All’Allianz Cloud di Milano sabato sera “The Doctor” salirà sul ring per affrontare il portoghese José Zeramuk Sousa e lo farà di fronte a 5.400 spettatori che faranno il tifo per lui nell’evento clou di “Petrosyanmania-The Last Fight”. Il gala, organizzato come sempre dal fratello Armen, sarà trasmesso in diretta mondiale su Dazn.

Giorgio Petrosyan in azione contro il francese Aymeric Lazizi
Giorgio Petrosyan in azione contro il francese Aymeric Lazizi

Fuggito dall’Armenia con il padre Andrej e il fratello maggiore Stefan, Petrosyan, che il 10 dicembre compirà 40 anni, ha davvero dedicato la vita al suo sport. Sono molte le testimonianze di chi ha seguito la sua carriera fin dagli inizi. «Ha sempre dimostrato di avere un’etica del lavoro e del sacrificio e una determinazione non comuni – ricorda Mario Medeot, che dopo l’arrivo a Gorizia lo aveva accolto che era un ragazzino –. Quando ancora Giorgio faceva il muratore, prima del lavoro andava a correre nei campi trascinandosi dietro un grande pneumatico e lo faceva anche con la febbre».

«È sempre stato un combattente, ma umile», aggiunge il figlio, Davide Medeot, che cita quando a Stoccolma, da perfetto sconosciuto, Giorgio aveva affrontato la superstar thailandese Buakaw Por Pramuk accettando il pareggio nonostante la chiara vittoria. Moreno Luxich, oltre a ricordare bene quel match, ricorda anche molto bene quando Giorgio ha incontrato il maestro Alfio Romanut nella palestra del pugile Paolo Vidoz. «È arrivato con il padre, era uno scricciolo, e Alfio gli ha fatto fare un test. Ci siamo subito accorti che poteva avere un futuro. Secondo me, l’incontro a Oktagon con Arslan Magomdov è stato la chiave di volta, ma il match successivo in Svezia contro Bouakaw lo ha incoronato.
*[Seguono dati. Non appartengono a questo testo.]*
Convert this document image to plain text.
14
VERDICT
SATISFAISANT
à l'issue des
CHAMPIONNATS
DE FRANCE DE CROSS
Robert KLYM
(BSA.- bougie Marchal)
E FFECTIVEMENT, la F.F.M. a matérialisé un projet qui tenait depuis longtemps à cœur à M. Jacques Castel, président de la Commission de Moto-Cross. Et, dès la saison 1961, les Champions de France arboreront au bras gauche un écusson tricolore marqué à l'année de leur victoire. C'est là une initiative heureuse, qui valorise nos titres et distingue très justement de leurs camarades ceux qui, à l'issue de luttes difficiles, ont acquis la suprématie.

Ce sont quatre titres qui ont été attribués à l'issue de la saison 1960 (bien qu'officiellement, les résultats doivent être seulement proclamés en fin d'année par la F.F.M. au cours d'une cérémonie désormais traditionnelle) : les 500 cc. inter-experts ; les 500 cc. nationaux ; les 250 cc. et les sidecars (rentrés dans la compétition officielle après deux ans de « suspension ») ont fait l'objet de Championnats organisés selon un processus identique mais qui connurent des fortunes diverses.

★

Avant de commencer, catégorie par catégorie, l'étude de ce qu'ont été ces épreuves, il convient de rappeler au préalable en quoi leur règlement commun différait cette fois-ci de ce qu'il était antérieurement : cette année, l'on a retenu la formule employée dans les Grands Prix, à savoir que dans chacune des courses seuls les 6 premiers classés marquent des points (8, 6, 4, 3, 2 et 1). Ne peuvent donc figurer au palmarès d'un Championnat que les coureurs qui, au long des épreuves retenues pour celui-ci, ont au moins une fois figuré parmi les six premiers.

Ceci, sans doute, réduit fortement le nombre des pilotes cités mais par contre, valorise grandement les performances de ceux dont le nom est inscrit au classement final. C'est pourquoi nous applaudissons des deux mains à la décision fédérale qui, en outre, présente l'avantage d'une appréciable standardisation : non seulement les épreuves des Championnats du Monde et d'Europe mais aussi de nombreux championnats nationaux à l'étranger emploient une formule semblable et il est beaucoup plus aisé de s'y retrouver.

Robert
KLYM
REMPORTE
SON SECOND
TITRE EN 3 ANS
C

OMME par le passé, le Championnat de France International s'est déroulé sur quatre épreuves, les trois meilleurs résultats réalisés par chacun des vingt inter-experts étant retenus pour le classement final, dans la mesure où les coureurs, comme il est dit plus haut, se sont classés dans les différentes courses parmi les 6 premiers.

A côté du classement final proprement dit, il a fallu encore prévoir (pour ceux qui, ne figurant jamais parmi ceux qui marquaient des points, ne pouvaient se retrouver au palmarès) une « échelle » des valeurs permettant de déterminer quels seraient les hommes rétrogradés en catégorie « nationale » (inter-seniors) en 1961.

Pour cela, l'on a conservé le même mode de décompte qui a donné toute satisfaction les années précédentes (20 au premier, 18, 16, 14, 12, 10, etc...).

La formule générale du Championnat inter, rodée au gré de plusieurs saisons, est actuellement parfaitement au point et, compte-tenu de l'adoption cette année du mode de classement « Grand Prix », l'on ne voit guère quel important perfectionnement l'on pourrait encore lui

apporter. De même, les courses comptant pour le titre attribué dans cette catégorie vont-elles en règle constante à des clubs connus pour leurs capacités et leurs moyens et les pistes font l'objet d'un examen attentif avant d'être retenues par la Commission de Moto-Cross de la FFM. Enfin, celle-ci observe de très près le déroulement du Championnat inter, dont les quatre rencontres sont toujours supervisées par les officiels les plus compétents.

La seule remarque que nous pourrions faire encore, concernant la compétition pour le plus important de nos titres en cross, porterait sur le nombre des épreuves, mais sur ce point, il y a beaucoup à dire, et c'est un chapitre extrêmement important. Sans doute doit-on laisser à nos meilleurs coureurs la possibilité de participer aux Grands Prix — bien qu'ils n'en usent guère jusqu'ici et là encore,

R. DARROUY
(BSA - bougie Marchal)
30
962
Io avrei però voluto vederlo combattere nella boxe contro Floyd Mayweather».

Sul fatto che avrebbe potuto emergere anche nella noble art non ha dubbi neppure Vidoz. «Appena arrivato in palestra ho visto un mancino con un timinig perfetto. Col suo tempo di incontro e di scambio avrebbe potuto fare un’ottima carriera anche nel mondo del pugilato», assicura l’ex peso massimo.

All’angolo di Petrosyan, a inizio carriera, con il maestro Romanut c’era spesso Nadat Salja: «Quando Giorgio mette i guantoni dimentica tutti i problemi. Prima dell’incontro con Artur Kyshenko, a Oktagon 2012 stava davvero male. Eravamo tutti preoccupati, pensavamo non potesse salire sul ring, ma appena ha iniziato a scaldarsi è venuto fuori il vero Giorgio. Mi ha fatto l’occhiolino e lì ho capito che per l’avversario non ci sarebbe stata nessuna possibilità».
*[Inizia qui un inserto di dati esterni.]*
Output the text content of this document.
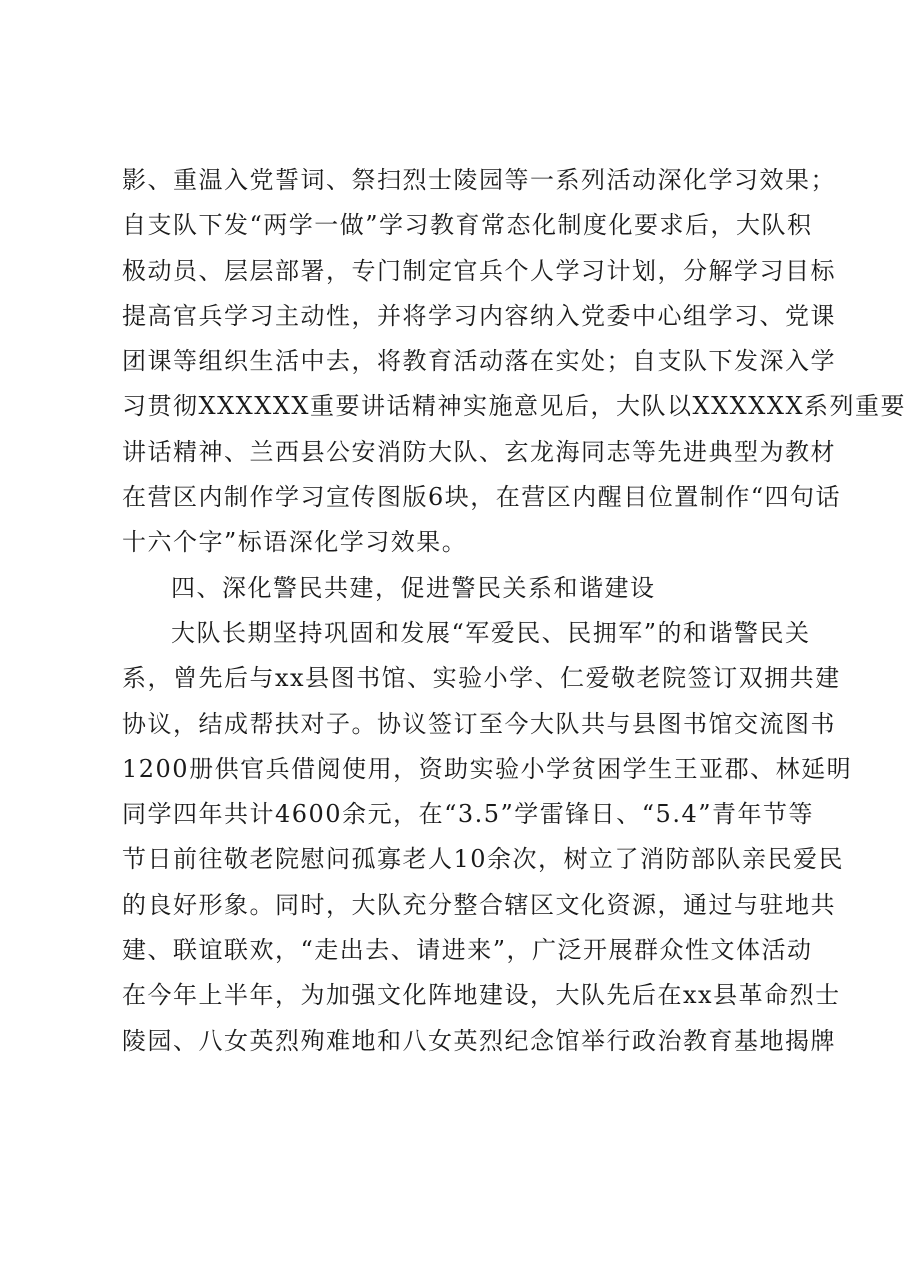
影、重温入党誓词、祭扫烈士陵园等一系列活动深化学习效果；
自支队下发“两学一做”学习教育常态化制度化要求后，大队积
极动员、层层部署，专门制定官兵个人学习计划，分解学习目标
提高官兵学习主动性，并将学习内容纳入党委中心组学习、党课
团课等组织生活中去，将教育活动落在实处；自支队下发深入学
习贯彻XXXXXX重要讲话精神实施意见后，大队以XXXXXX系列重要
讲话精神、兰西县公安消防大队、玄龙海同志等先进典型为教材
在营区内制作学习宣传图版6块，在营区内醒目位置制作“四句话
十六个字”标语深化学习效果。
四、深化警民共建，促进警民关系和谐建设
大队长期坚持巩固和发展“军爱民、民拥军”的和谐警民关
系，曾先后与xx县图书馆、实验小学、仁爱敬老院签订双拥共建
协议，结成帮扶对子。协议签订至今大队共与县图书馆交流图书
1200册供官兵借阅使用，资助实验小学贫困学生王亚郡、林延明
同学四年共计4600余元，在“3.5”学雷锋日、“5.4”青年节等
节日前往敬老院慰问孤寡老人10余次，树立了消防部队亲民爱民
的良好形象。同时，大队充分整合辖区文化资源，通过与驻地共
建、联谊联欢，“走出去、请进来”，广泛开展群众性文体活动
在今年上半年，为加强文化阵地建设，大队先后在xx县革命烈士
陵园、八女英烈殉难地和八女英烈纪念馆举行政治教育基地揭牌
Da sempre ring announcer di Petrosyanmania, Igor Damilano chiamerà sabato per l’ultima volta Giorgio sul ring. Preferisce però ricordare la prima volta: «Lui e il fratello hanno vissuto da sempre in simbiosi. Armen ha creato questo evento per farlo combattere e quando Giorgio è entrato, vedendo il suo nome e tutto il resto, aveva una luce negli occhi che tradiva emozione e gratitudine». E oggi quell’emozione sarà anche di tutti i suoi tifosi.